An implementation of the Google MapReduce paper, extended to include grep-like functionality. This is implemented using mulitple processes on a single machine but could be extended to use multiple machines. The general idea is that we split the searching of files across multiple processes using the communication protocol that is defined in the paper.
Usage: ./dgrep pattern [inputfiles]...
Example: ./dgrep "printf" pg-*.txt
The grep implementation of MapReduce looks similar to the diagram above. The nice thing about this programming model is the ability to plug in different ways of reading and processing the data as the underlying communication between processes remains the same. This program was originally written as a word count but was easily modified to implement file reading capabilities.
The general idea is that we have a "master" program that facilitates the distribution and storage of the Map and Reduce tasks. We start up a bunch of Worker processes which communicate with the Master task via RPC. The workers send requests to the master when they need more work as well as when they have finished a task.
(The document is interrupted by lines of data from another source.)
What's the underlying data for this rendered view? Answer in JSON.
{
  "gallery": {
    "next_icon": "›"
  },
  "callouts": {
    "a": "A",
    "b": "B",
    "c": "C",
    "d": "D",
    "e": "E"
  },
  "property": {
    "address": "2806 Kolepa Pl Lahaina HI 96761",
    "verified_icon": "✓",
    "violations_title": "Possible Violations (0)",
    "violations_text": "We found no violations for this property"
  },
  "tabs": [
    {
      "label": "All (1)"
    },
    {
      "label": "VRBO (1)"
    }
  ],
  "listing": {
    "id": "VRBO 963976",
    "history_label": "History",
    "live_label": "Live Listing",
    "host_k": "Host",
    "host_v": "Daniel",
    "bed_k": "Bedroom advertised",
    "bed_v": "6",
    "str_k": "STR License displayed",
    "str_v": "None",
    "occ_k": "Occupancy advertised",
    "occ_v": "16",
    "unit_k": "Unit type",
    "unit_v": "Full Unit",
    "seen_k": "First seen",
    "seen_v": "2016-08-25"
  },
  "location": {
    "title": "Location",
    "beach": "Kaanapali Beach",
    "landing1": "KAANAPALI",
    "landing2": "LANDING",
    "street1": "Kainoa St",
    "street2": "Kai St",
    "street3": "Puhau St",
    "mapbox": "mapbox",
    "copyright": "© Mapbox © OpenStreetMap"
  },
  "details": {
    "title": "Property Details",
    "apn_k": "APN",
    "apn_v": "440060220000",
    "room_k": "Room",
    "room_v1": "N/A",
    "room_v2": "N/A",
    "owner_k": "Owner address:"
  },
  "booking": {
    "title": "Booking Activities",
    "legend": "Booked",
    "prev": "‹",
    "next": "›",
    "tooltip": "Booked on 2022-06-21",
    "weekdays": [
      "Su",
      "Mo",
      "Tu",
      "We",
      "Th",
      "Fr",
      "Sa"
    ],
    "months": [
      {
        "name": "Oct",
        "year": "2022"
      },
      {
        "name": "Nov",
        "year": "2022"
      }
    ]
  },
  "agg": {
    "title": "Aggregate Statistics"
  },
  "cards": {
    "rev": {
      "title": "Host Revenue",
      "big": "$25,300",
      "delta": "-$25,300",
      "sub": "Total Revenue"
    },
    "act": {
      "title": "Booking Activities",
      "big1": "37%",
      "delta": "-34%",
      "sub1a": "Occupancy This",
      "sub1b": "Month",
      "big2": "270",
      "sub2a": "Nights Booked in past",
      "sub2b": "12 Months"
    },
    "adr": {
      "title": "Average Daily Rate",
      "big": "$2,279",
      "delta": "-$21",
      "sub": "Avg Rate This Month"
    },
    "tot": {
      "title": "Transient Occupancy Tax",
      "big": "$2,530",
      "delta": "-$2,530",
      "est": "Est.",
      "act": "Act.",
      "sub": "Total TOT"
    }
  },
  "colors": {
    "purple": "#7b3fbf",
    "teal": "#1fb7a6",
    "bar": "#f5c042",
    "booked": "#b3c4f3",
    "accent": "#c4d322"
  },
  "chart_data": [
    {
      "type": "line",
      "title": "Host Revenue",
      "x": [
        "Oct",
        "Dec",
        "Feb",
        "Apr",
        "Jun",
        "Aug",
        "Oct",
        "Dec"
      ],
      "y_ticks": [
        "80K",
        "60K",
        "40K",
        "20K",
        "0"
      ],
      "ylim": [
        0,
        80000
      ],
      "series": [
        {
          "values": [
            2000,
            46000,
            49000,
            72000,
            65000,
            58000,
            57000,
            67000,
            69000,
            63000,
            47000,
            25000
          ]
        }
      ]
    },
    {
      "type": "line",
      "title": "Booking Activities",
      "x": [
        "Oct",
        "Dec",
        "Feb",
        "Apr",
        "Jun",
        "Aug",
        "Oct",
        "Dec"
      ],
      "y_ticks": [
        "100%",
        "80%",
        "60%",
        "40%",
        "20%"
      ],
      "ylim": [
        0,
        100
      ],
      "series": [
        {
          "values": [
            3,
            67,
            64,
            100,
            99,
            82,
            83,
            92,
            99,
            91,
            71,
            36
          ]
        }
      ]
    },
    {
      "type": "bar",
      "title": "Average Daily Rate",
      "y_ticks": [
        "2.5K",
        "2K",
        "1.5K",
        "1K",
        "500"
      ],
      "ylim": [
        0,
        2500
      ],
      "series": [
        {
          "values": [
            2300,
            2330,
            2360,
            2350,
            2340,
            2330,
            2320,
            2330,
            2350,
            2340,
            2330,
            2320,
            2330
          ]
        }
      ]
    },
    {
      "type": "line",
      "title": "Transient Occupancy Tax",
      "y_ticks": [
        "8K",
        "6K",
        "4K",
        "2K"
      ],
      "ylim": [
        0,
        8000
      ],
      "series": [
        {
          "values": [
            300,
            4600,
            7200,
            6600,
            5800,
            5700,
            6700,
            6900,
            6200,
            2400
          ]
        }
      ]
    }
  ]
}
After giving out a task, the master starts a timer and if the worker has not reported back by the end of that timer the task will be added back to the queue and the next worker to request will receive it. Once a worker completes a Map task it will write a file to disk with the format of mr-<map task id>-<reduce task id>
, we then report the filename and path to the master program. Once all Map tasks have been completed we use the intermediate files to produce the final output using the Reduce function.